Is there a general name for $(a\star b)$, $\star$ being any arbitrary ( binary) operation?

Question

$\bullet$ We have a name for the image of $( a, b)$ under the operation of addition, namely a sum.

$\bullet$ We have a name for the image of $( a, b)$ under the operation of multiplication , namely a product.

$\bullet$ We have other names such as quotient, or difference for other operations.

It seems that it would be useful to have a name denoting in general the image of an arbitrary ordered pair $(a,b)$ under an arbitrary operation $\star$.

Is there such a name?

Answer 1

To the best of my knowledge, there is no universally understood term which will denote the result of applying a binary operation to two objects. As such, if you decide to use such a term, you should be careful to define that term before you start using it willy-nilly. That being said, there seem to be several options, include those mentioned in the comments. I am presenting them is the order that, in my opinion, runs from worst to best (that is, the best options are at the bottom).

• Sum: The object $a \star b$ is the sum of $a$ and $b$. In general, I would say that calling it a sum implies that $\star$ is a commutative operation. If it is not commutative, then "sum" may be inappropriate.

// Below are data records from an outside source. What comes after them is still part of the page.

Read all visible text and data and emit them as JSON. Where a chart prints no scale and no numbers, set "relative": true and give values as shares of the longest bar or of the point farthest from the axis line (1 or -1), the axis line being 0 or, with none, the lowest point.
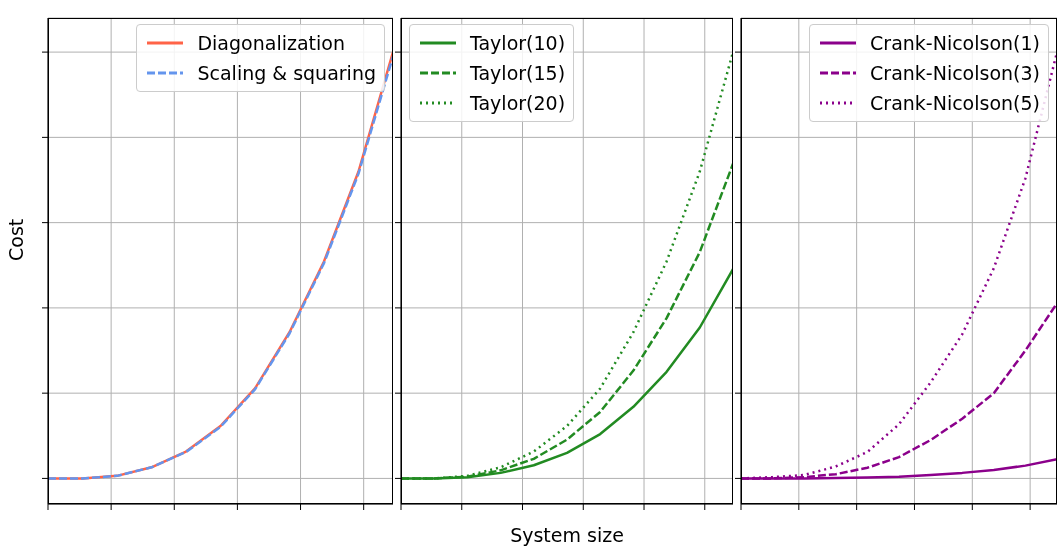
{
  "chart_data": [
    {
      "type": "line",
      "relative": true,
      "ylabel": "Cost",
      "grid": true,
      "legend": "top right",
      "tick_labels": false,
      "categories": [
        null,
        null,
        null,
        null,
        null,
        null,
        null,
        null,
        null,
        null,
        null
      ],
      "series": [
        {
          "name": "Diagonalization",
          "color": "#ff6347",
          "line_style": "solid",
          "values": [
            0,
            0,
            0.006,
            0.026,
            0.063,
            0.123,
            0.211,
            0.343,
            0.509,
            0.72,
            1
          ]
        },
        {
          "name": "Scaling & squaring",
          "color": "#6495ed",
          "line_style": "dashed",
          "values": [
            0,
            0,
            0.006,
            0.026,
            0.062,
            0.121,
            0.209,
            0.34,
            0.505,
            0.715,
            0.99
          ]
        }
      ]
    },
    {
      "type": "line",
      "relative": true,
      "xlabel": "System size",
      "grid": true,
      "legend": "top left",
      "tick_labels": false,
      "categories": [
        null,
        null,
        null,
        null,
        null,
        null,
        null,
        null,
        null,
        null,
        null
      ],
      "series": [
        {
          "name": "Taylor(10)",
          "color": "#228b22",
          "line_style": "solid",
          "values": [
            0,
            0,
            0.003,
            0.013,
            0.031,
            0.06,
            0.104,
            0.168,
            0.25,
            0.354,
            0.491
          ]
        },
        {
          "name": "Taylor(15)",
          "color": "#228b22",
          "line_style": "dashed",
          "values": [
            0,
            0,
            0.004,
            0.019,
            0.046,
            0.091,
            0.156,
            0.253,
            0.376,
            0.531,
            0.738
          ]
        },
        {
          "name": "Taylor(20)",
          "color": "#228b22",
          "line_style": "dotted",
          "values": [
            0,
            0,
            0.006,
            0.026,
            0.063,
            0.123,
            0.211,
            0.343,
            0.509,
            0.72,
            1
          ]
        }
      ]
    },
    {
      "type": "line",
      "relative": true,
      "grid": true,
      "legend": "top right",
      "tick_labels": false,
      "categories": [
        null,
        null,
        null,
        null,
        null,
        null,
        null,
        null,
        null,
        null,
        null
      ],
      "series": [
        {
          "name": "Crank-Nicolson(1)",
          "color": "#8b008b",
          "line_style": "solid",
          "values": [
            0,
            0,
            0,
            0.001,
            0.002,
            0.004,
            0.008,
            0.013,
            0.02,
            0.03,
            0.045
          ]
        },
        {
          "name": "Crank-Nicolson(3)",
          "color": "#8b008b",
          "line_style": "dashed",
          "values": [
            0,
            0,
            0.003,
            0.01,
            0.025,
            0.05,
            0.09,
            0.14,
            0.2,
            0.3,
            0.411
          ]
        },
        {
          "name": "Crank-Nicolson(5)",
          "color": "#8b008b",
          "line_style": "dotted",
          "values": [
            0,
            0.003,
            0.008,
            0.028,
            0.062,
            0.127,
            0.225,
            0.338,
            0.493,
            0.704,
            1
          ]
        }
      ]
    }
  ]
}
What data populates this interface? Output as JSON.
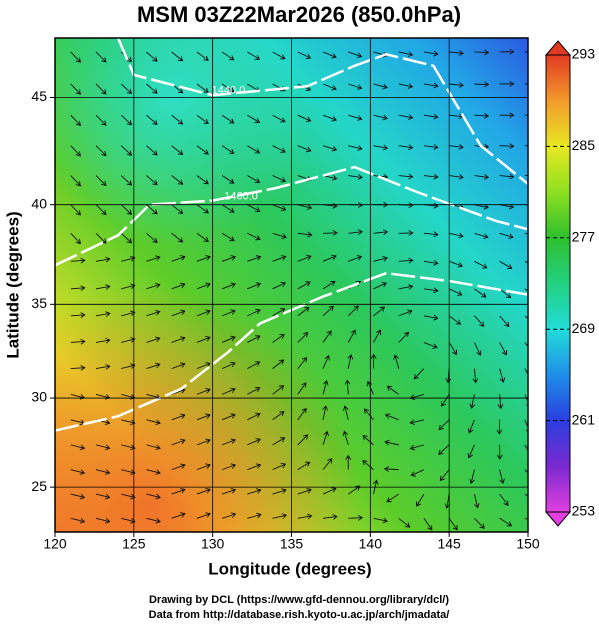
{
  "chart_data": {
    "type": "map",
    "title": "MSM 03Z22Mar2026 (850.0hPa)",
    "x_label": "Longitude (degrees)",
    "y_label": "Latitude  (degrees)",
    "xlim": [
      120,
      150
    ],
    "xticks": [
      120,
      125,
      130,
      135,
      140,
      145,
      150
    ],
    "ylim": [
      22.4,
      47.6
    ],
    "yticks": [
      25,
      30,
      35,
      40,
      45
    ],
    "grid": true,
    "contour_labels": [
      "1440.0",
      "1460.0"
    ],
    "colorbar": {
      "lim": [
        253,
        293
      ],
      "ticks": [
        253,
        261,
        269,
        277,
        285,
        293
      ],
      "colors": [
        "#e23fe0",
        "#7a2ad0",
        "#2a3ee0",
        "#1e8fe8",
        "#22dcd8",
        "#22d080",
        "#2ec02e",
        "#8ee020",
        "#e8e822",
        "#f29a2c",
        "#e23a22"
      ]
    }
  },
  "footer": [
    "Drawing by DCL (https://www.gfd-dennou.org/library/dcl/)",
    "Data from http://database.rish.kyoto-u.ac.jp/arch/jmadata/"
  ]
}
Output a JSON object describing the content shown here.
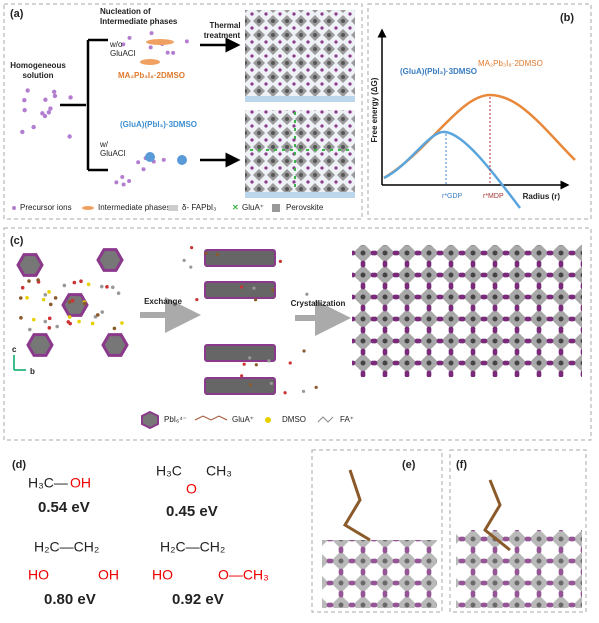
{
  "panel_a": {
    "label": "(a)",
    "nucleation": "Nucleation of",
    "nucleation_2": "Intermediate phases",
    "thermal": "Thermal",
    "thermal_2": "treatment",
    "homogeneous": "Homogeneous",
    "homogeneous_2": "solution",
    "without": "w/o",
    "without_2": "GluACl",
    "ma_phase": "MA₂Pb₃I₈·2DMSO",
    "with": "w/",
    "with_2": "GluACl",
    "glua_phase": "(GluA)(PbI₃)·3DMSO",
    "legend": [
      "Precursor ions",
      "Intermediate phases",
      "δ- FAPbI₃",
      "GluA⁺",
      "Perovskite"
    ]
  },
  "panel_b": {
    "label": "(b)",
    "y_label": "Free energy (ΔG)",
    "x_label": "Radius (r)",
    "glua_phase": "(GluA)(PbI₃)·3DMSO",
    "ma_phase": "MA₂Pb₃I₈·2DMSO",
    "r_gdp": "r*GDP",
    "r_mdp": "r*MDP"
  },
  "panel_c": {
    "label": "(c)",
    "exchange": "Exchange",
    "crystallization": "Crystallization",
    "axis_c": "c",
    "axis_b": "b",
    "legend": [
      "PbI₆⁴⁻",
      "GluA⁺",
      "DMSO",
      "FA⁺"
    ]
  },
  "panel_d": {
    "label": "(d)",
    "items": [
      {
        "parts": [
          "H₃C—",
          "OH"
        ],
        "energy": "0.54 eV"
      },
      {
        "parts": [
          "H₃C",
          "O",
          "CH₃"
        ],
        "energy": "0.45 eV"
      },
      {
        "parts": [
          "H₂C—CH₂",
          "HO",
          "OH"
        ],
        "energy": "0.80 eV"
      },
      {
        "parts": [
          "H₂C—CH₂",
          "HO",
          "O—CH₃"
        ],
        "energy": "0.92 eV"
      }
    ]
  },
  "panel_e": {
    "label": "(e)"
  },
  "panel_f": {
    "label": "(f)"
  }
}
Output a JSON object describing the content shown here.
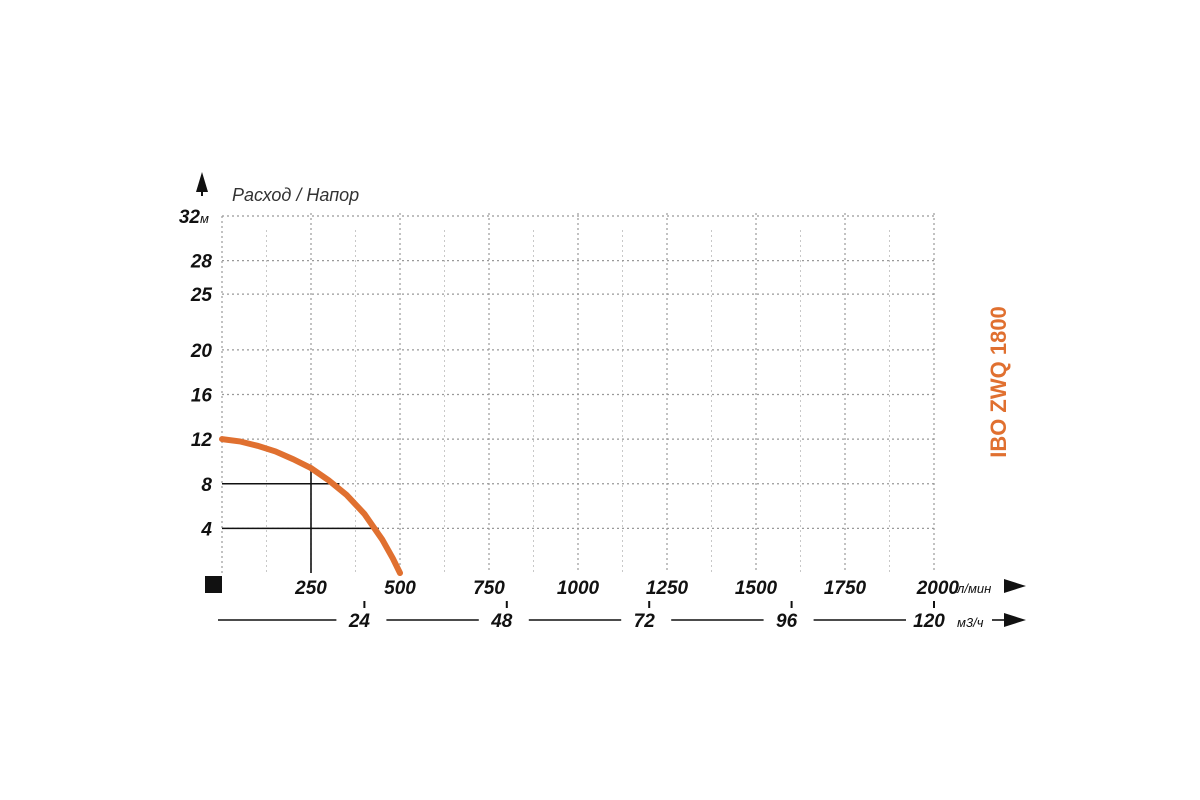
{
  "chart_data": {
    "type": "line",
    "title": "IBO ZWQ 1800",
    "ylabel": "Расход / Напор",
    "y_unit": "м",
    "x_unit": "л/мин",
    "x2_unit": "м3/ч",
    "y_ticks": [
      4,
      8,
      12,
      16,
      20,
      25,
      28,
      32
    ],
    "x_ticks": [
      250,
      500,
      750,
      1000,
      1250,
      1500,
      1750,
      2000
    ],
    "x2_ticks": [
      24,
      48,
      72,
      96,
      120
    ],
    "x2_tick_positions_lpm": [
      400,
      800,
      1200,
      1600,
      2000
    ],
    "xlim": [
      0,
      2000
    ],
    "ylim": [
      0,
      32
    ],
    "grid": true,
    "series": [
      {
        "x": [
          0,
          50,
          100,
          150,
          200,
          250,
          300,
          350,
          400,
          450,
          480,
          500
        ],
        "y": [
          12,
          11.8,
          11.4,
          10.9,
          10.2,
          9.4,
          8.3,
          7,
          5.3,
          3,
          1.3,
          0
        ]
      }
    ],
    "annotations": [
      {
        "x": 250,
        "y": 9.4
      },
      {
        "x": 330,
        "y": 8
      },
      {
        "x": 440,
        "y": 4
      }
    ],
    "colors": {
      "curve": "#e07030",
      "grid": "#999999",
      "text": "#111111"
    }
  }
}
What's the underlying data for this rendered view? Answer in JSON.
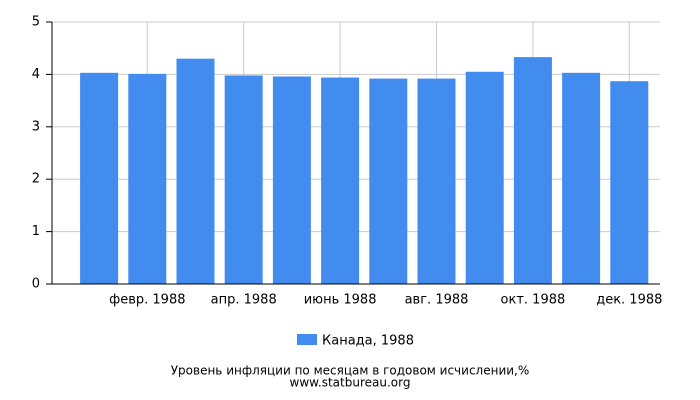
{
  "chart_data": {
    "type": "bar",
    "title": "Уровень инфляции по месяцам в годовом исчислении,%",
    "subtitle": "www.statbureau.org",
    "categories": [
      null,
      "февр. 1988",
      null,
      "апр. 1988",
      null,
      "июнь 1988",
      null,
      "авг. 1988",
      null,
      "окт. 1988",
      null,
      "дек. 1988"
    ],
    "series": [
      {
        "name": "Канада, 1988",
        "color": "#428bef",
        "values": [
          4.03,
          4.01,
          4.3,
          3.98,
          3.96,
          3.94,
          3.92,
          3.92,
          4.05,
          4.33,
          4.03,
          3.87
        ]
      }
    ],
    "ylim": [
      0,
      5
    ],
    "yticks": [
      0,
      1,
      2,
      3,
      4,
      5
    ],
    "grid": true
  }
}
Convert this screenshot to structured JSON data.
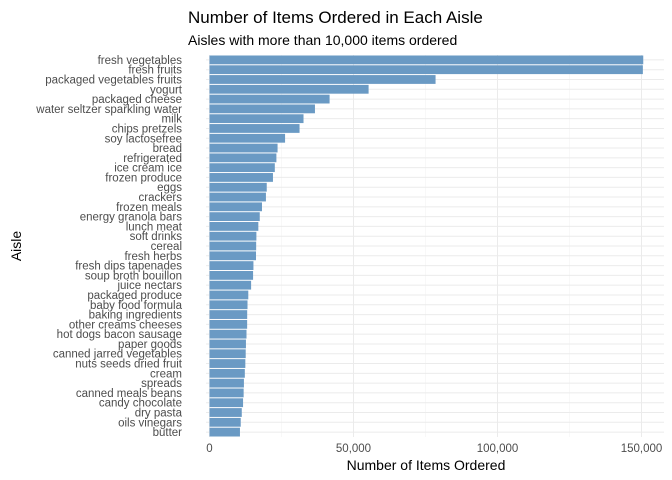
{
  "chart_data": {
    "type": "bar",
    "orientation": "horizontal",
    "title": "Number of Items Ordered in Each Aisle",
    "subtitle": "Aisles with more than 10,000 items ordered",
    "xlabel": "Number of Items Ordered",
    "ylabel": "Aisle",
    "xlim": [
      0,
      155000
    ],
    "xticks": [
      0,
      50000,
      100000,
      150000
    ],
    "xtick_labels": [
      "0",
      "50,000",
      "100,000",
      "150,000"
    ],
    "grid": true,
    "bar_color": "#6a9ac4",
    "categories": [
      "fresh vegetables",
      "fresh fruits",
      "packaged vegetables fruits",
      "yogurt",
      "packaged cheese",
      "water seltzer sparkling water",
      "milk",
      "chips pretzels",
      "soy lactosefree",
      "bread",
      "refrigerated",
      "ice cream ice",
      "frozen produce",
      "eggs",
      "crackers",
      "frozen meals",
      "energy granola bars",
      "lunch meat",
      "soft drinks",
      "cereal",
      "fresh herbs",
      "fresh dips tapenades",
      "soup broth bouillon",
      "juice nectars",
      "packaged produce",
      "baby food formula",
      "baking ingredients",
      "other creams cheeses",
      "hot dogs bacon sausage",
      "paper goods",
      "canned jarred vegetables",
      "nuts seeds dried fruit",
      "cream",
      "spreads",
      "canned meals beans",
      "candy chocolate",
      "dry pasta",
      "oils vinegars",
      "butter"
    ],
    "values": [
      150609,
      150473,
      78493,
      55240,
      41699,
      36617,
      32644,
      31269,
      26240,
      23635,
      23228,
      22676,
      22036,
      19875,
      19592,
      18221,
      17449,
      16957,
      16279,
      16201,
      16148,
      15256,
      15131,
      14447,
      13470,
      13198,
      13088,
      13070,
      12848,
      12652,
      12572,
      12443,
      12266,
      11948,
      11855,
      11653,
      11206,
      10845,
      10575
    ]
  }
}
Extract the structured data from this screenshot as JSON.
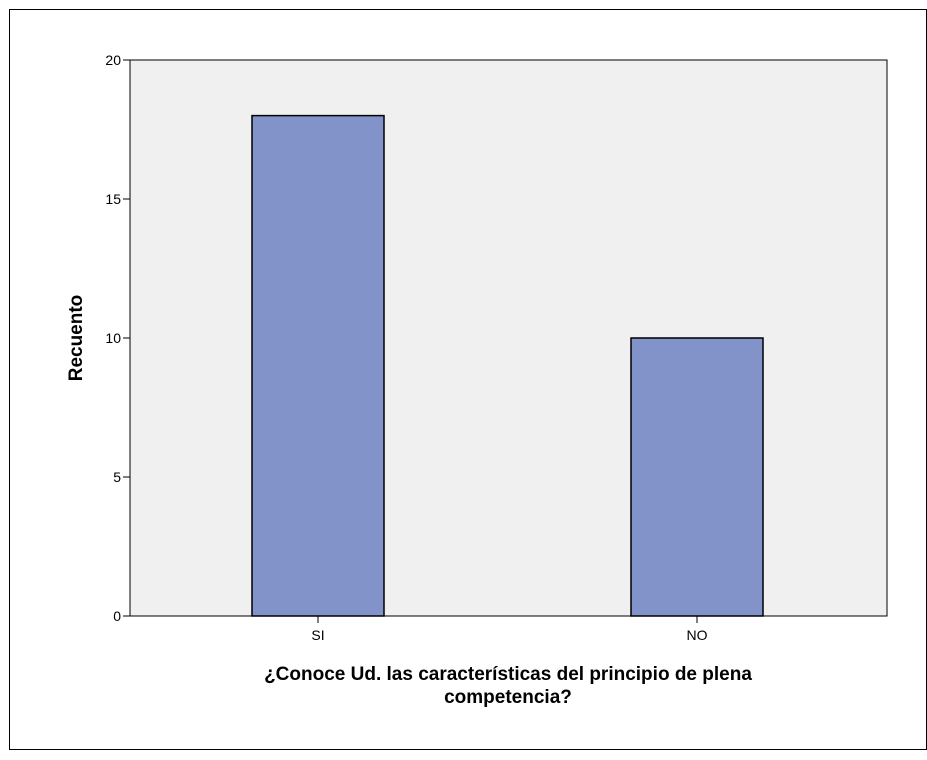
{
  "colors": {
    "plot_background": "#F0F0F0",
    "bar_fill": "#8193C9",
    "bar_stroke": "#000000",
    "axis": "#000000",
    "frame": "#000000"
  },
  "chart_data": {
    "type": "bar",
    "categories": [
      "SI",
      "NO"
    ],
    "values": [
      18,
      10
    ],
    "ylabel": "Recuento",
    "xlabel_lines": [
      "¿Conoce Ud. las características del principio de plena",
      "competencia?"
    ],
    "ylim": [
      0,
      20
    ],
    "yticks": [
      "0",
      "5",
      "10",
      "15",
      "20"
    ],
    "grid": false,
    "legend": "none"
  }
}
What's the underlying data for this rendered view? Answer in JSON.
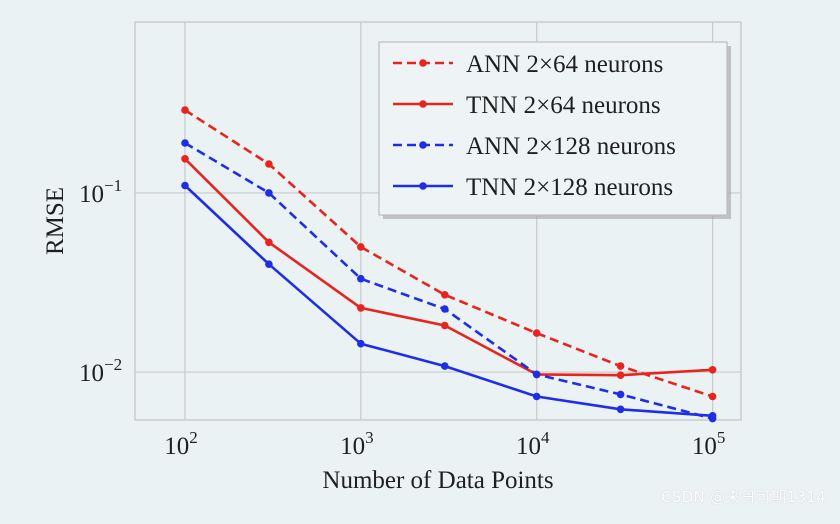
{
  "chart_data": {
    "type": "line",
    "xlabel": "Number of Data Points",
    "ylabel": "RMSE",
    "x_scale": "log",
    "y_scale": "log",
    "xlim": [
      52,
      145000
    ],
    "ylim": [
      0.0054,
      0.9
    ],
    "grid": true,
    "legend_position": "top-right",
    "x_ticks": [
      {
        "value": 100,
        "base": "10",
        "exp": "2"
      },
      {
        "value": 1000,
        "base": "10",
        "exp": "3"
      },
      {
        "value": 10000,
        "base": "10",
        "exp": "4"
      },
      {
        "value": 100000,
        "base": "10",
        "exp": "5"
      }
    ],
    "y_ticks": [
      {
        "value": 0.1,
        "base": "10",
        "exp": "−1"
      },
      {
        "value": 0.01,
        "base": "10",
        "exp": "−2"
      }
    ],
    "x": [
      100,
      300,
      1000,
      3000,
      10000,
      30000,
      100000
    ],
    "series": [
      {
        "name": "ANN 2×64 neurons",
        "color": "#e8241f",
        "dash": true,
        "values": [
          0.29,
          0.145,
          0.05,
          0.027,
          0.0165,
          0.0108,
          0.0073
        ]
      },
      {
        "name": "TNN 2×64 neurons",
        "color": "#e8241f",
        "dash": false,
        "values": [
          0.155,
          0.053,
          0.0228,
          0.0182,
          0.0097,
          0.0096,
          0.0103
        ]
      },
      {
        "name": "ANN 2×128 neurons",
        "color": "#1e2ee6",
        "dash": true,
        "values": [
          0.19,
          0.1,
          0.0332,
          0.0225,
          0.0097,
          0.0075,
          0.0055
        ]
      },
      {
        "name": "TNN 2×128 neurons",
        "color": "#1e2ee6",
        "dash": false,
        "values": [
          0.11,
          0.04,
          0.0144,
          0.0108,
          0.0073,
          0.0062,
          0.0057
        ]
      }
    ]
  },
  "watermark": "CSDN @来日可期1314"
}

• Composite: The object $a\star b$ is the composition or composite of $a$ and $b$. In my experience, function composition is often the "multiplicative operation" of an algebra. For example, multiplication of two $n\times n$ matrices can be seen as the composition of the two linear transformations represented by those matrices—this notion generalizes nicely to spaces of linear functionals (for example). Personally, I would think that "composition" implies noncommutativity, but I can't back that up with anything other than my own gut.

• Product: The object $a \star b$ is the product of $a$ and $b$. This is likely to be an easily understood term—an arbitrary binary operation can often be understood as a generalized version of addition or multiplication. As noted above, "sum" implies commutativity, while "product" does not (though multiplication can be commutative, so there is no loss of generality).

• Result: The object $a\star b$ is the result of starring $a$ and $b$. That is, come up with a noun to describe the operation (this is the "star operation"), verb that noun, then use the phrase suggested above.

• Image: See J.G.'s answer.

• $\star$-product: Finally, saving the best for last, call $a\star b$ the $\star$-product of $a$ and $b$. Read aloud, if $c = a\star b$, then say

  $c$ is the star-product of $a$ and $b$.

  I think that this is likely to be completely unambiguous, and offers the most bang for the buck.

Answer 2

A binary operator can be construed as a binary function we just like to write without the usual $f(a,\,b)$ notation. Then $a\star b$ is an image of the operator/function.

As others have noted, in certain contexts product is also used. (Presumably, it won out over sum because "addition" is usually reserved for a commutative operation, with one obvious exception).

Answer 3

$a*b$ is in fact a simple example of a "word". But generally it would be called the product of $a$ and $b$.